It’s Giving… Thanks?

So I’m back home from Japan. It’s Thanksgiving Day, a holiday here in the states. Usually family and friends gather and eat. Not Me and Nikki (my partner) though. She’s sick and has lost her voice and I’m on a self imposed quarantine until we both 100% (I’m currently at like 99.9) prepare yourself for a read, this one may be long.

So if you follow me on the gram (@buckwhite) then you know that about 5 days into my 20 day trip I got sick with what I assume was the flu. Here’s a brief article from The Asahi Shimbun about the severe flu outbreak happening in Japan currently.

https://www.asahi.com/sp/ajw/articles/16175605

Now I want to be clear and say that I was a good tourist and got vaccinated for both covid and the flu 2 weeks before my trip (as did Nikki). So anyway once it hit, it started with a sore throat and severely stuffy nose and slight fatigue and that lasted for 3 days. I only left the house to eat and walked around masked up outside for a few hours, but basically I was indoors in my Airbnb those 3 days. At this time Nikki had not yet arrived in Japan.

Then all hell broke loose. And by hell I mean my asshole. Without getting too descriptive, everything that went in, came out immediately. I had a fever, I was cold and hot and hot and cold. This went on for 2 days. Then Nikki arrived. I was so scared to get her sick, so we masked up and she went out with my homies most of the next few days. So I’m on like day 6 or 7 of being sick and even though I was turning a corner, there was a concern I had that I won’t state here so I went to a clinic to have a doctor check me over for my health. Nikki went with me she’s a sweetheart.

The doctor said I was good to go and should will be fine. So now, with about 1/3 of my trip gone and having to cancel plans with friends I barely get to see and not go places I barely get to go… I had only one option: give up on my all my plans and just go go go. Fuck it. So me and Nikki go out and do us. Things are looking up. Some days go by and we on the move…

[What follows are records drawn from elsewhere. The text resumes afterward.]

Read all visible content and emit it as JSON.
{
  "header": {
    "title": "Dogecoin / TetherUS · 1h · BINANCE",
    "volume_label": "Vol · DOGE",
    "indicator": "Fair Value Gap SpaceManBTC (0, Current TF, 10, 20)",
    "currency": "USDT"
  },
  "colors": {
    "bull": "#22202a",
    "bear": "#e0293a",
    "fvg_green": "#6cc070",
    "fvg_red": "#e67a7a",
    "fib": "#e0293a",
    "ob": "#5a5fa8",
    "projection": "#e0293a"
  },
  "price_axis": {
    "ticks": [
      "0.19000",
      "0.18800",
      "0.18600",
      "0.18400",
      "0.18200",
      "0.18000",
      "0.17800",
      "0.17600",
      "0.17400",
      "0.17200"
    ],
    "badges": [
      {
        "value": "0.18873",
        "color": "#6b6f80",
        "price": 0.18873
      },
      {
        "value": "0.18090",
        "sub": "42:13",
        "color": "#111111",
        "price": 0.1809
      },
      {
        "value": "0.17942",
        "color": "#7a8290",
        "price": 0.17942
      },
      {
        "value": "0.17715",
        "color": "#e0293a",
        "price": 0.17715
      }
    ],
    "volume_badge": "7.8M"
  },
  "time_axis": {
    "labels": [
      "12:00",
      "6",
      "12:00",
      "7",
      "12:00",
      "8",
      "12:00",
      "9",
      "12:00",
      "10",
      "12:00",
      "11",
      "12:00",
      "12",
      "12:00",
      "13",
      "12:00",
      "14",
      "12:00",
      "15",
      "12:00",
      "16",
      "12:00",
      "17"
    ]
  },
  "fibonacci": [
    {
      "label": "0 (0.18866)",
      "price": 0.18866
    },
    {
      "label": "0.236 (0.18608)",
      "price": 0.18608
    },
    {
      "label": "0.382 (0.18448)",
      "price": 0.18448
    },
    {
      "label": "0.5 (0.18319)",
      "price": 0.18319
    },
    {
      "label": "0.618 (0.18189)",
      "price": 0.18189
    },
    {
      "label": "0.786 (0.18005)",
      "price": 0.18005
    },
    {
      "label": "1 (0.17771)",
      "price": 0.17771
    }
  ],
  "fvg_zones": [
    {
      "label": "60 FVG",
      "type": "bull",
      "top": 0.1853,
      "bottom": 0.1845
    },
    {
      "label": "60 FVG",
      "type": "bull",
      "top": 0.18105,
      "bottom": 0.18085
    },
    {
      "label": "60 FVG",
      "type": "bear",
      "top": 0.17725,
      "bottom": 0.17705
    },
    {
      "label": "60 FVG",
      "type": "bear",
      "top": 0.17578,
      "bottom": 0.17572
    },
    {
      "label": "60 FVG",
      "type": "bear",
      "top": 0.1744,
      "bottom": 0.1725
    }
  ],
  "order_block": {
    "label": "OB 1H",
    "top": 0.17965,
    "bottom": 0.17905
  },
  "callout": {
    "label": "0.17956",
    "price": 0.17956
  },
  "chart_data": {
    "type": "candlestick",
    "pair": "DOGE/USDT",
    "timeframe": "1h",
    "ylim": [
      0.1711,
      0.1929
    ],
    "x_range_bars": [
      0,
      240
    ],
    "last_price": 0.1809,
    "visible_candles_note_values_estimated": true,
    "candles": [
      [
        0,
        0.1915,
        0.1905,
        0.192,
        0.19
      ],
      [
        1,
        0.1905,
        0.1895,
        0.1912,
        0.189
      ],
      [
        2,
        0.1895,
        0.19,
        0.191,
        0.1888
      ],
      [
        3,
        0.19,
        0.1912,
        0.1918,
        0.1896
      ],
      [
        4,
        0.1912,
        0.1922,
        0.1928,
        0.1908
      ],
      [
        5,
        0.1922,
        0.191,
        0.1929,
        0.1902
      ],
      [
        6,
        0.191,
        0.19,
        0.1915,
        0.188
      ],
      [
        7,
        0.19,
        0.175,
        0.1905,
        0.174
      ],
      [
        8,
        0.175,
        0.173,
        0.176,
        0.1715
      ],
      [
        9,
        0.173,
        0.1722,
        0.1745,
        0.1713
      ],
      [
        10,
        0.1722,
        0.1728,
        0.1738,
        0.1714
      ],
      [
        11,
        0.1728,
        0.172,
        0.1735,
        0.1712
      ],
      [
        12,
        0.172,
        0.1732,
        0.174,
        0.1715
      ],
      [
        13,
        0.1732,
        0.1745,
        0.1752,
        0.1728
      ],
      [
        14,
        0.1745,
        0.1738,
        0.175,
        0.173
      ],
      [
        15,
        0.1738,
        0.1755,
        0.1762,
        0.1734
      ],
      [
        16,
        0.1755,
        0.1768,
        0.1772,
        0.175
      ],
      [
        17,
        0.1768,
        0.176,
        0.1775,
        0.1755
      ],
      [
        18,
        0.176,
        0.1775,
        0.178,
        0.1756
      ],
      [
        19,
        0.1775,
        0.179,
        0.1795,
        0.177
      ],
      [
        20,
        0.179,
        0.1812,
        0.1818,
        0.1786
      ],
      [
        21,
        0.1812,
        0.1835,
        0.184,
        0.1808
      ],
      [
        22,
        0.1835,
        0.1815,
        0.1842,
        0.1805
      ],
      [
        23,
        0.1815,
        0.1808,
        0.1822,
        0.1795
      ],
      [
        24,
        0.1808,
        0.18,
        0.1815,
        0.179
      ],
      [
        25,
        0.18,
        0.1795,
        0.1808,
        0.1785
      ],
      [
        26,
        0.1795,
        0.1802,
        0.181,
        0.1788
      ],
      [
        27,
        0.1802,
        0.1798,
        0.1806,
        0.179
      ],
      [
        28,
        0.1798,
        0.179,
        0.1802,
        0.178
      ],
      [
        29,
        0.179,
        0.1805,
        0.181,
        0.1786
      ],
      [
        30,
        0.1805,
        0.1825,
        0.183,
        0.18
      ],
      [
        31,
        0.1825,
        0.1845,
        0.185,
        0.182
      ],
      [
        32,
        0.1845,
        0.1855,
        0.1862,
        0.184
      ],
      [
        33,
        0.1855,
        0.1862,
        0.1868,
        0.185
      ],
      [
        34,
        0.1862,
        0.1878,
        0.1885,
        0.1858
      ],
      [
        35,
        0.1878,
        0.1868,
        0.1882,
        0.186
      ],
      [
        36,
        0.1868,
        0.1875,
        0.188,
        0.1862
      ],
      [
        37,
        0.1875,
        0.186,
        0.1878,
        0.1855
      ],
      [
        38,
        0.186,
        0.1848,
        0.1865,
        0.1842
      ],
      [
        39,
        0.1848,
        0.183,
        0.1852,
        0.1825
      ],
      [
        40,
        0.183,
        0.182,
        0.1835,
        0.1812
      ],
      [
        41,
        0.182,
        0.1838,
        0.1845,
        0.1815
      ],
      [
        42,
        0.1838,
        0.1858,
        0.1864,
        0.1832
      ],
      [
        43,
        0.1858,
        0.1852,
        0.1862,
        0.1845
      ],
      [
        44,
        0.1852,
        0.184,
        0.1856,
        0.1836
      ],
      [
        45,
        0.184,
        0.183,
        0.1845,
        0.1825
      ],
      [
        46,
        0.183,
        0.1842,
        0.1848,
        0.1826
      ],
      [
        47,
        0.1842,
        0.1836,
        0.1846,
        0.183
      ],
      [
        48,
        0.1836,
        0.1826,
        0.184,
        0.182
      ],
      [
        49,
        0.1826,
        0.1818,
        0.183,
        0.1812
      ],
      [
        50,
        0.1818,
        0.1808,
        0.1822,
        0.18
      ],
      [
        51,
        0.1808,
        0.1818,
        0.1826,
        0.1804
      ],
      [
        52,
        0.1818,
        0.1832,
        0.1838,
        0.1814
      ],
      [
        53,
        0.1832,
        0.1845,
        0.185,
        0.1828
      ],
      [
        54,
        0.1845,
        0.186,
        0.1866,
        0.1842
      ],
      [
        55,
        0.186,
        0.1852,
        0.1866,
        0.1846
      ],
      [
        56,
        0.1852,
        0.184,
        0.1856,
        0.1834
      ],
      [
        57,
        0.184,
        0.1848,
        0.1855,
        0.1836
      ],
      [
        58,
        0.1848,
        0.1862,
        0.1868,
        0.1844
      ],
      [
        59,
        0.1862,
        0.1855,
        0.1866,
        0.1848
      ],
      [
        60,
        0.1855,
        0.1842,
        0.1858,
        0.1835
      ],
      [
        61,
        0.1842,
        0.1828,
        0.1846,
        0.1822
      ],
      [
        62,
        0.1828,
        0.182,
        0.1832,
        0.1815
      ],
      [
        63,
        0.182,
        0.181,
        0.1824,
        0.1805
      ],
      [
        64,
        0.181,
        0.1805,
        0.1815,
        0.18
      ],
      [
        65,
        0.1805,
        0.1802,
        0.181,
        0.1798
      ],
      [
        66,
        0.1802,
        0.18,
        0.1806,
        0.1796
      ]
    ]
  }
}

Us out and about when we both felt good

This is when Nikki starts feeling sick. I knew my vacation was ruined and over when I got sick, but when she got sick it was worse cause she had only half the time I had in Japan and now she’s going to lose time. It sucks. Also, it felt like my fault because she probably caught it from me. Luckily, Nikki symptoms never got as severe and she was a trooper and able to get back out there after only 2 days basically indoors.

At this point I feel totally fine, my stomach wasn’t acting up anymore, and even then my nose was still boogery and even today I still am coughing (rarely, but still coughing). Nicole says she’s about a 7 out of 10 right now so all in all I think by Monday we will both be past this flu shit.

Gachapon cures the flu

So what am I thankful for this year. I’m alive. Nikki still wakes up everyday and decides she loves me which is amazing. My family, my friends, you know the usual. I think I want to use the rest of this blog to vent though, because I think it’s also ok to be unthankful.

I’m unthankful to the flu, fuck you virus. Our vacation was ruined. Most of our time was wasted. Experiences we were looking forward to, not experienced. People we were excited to see, unseen. I was in a place I love, my second home, and all I wished for was that I wasn’t there and that I was home and could reset the trip. I’m not trying to be all woe is me, but woe is me man.

I got travel insurance, I’ve made a claim for my healthcare expenses out there. We will see how that goes, luckily Japan has great healthcare so it was very inexpensive. I’m thankful for that lol.

Waitin on the ride to the airport to head home.

I have more to say about some things, but I’ll save it for a happier post I’ll write tonight and into tomorrow. It’ll probably be the longest and most picture filled post. Thanks for reading. Love yall.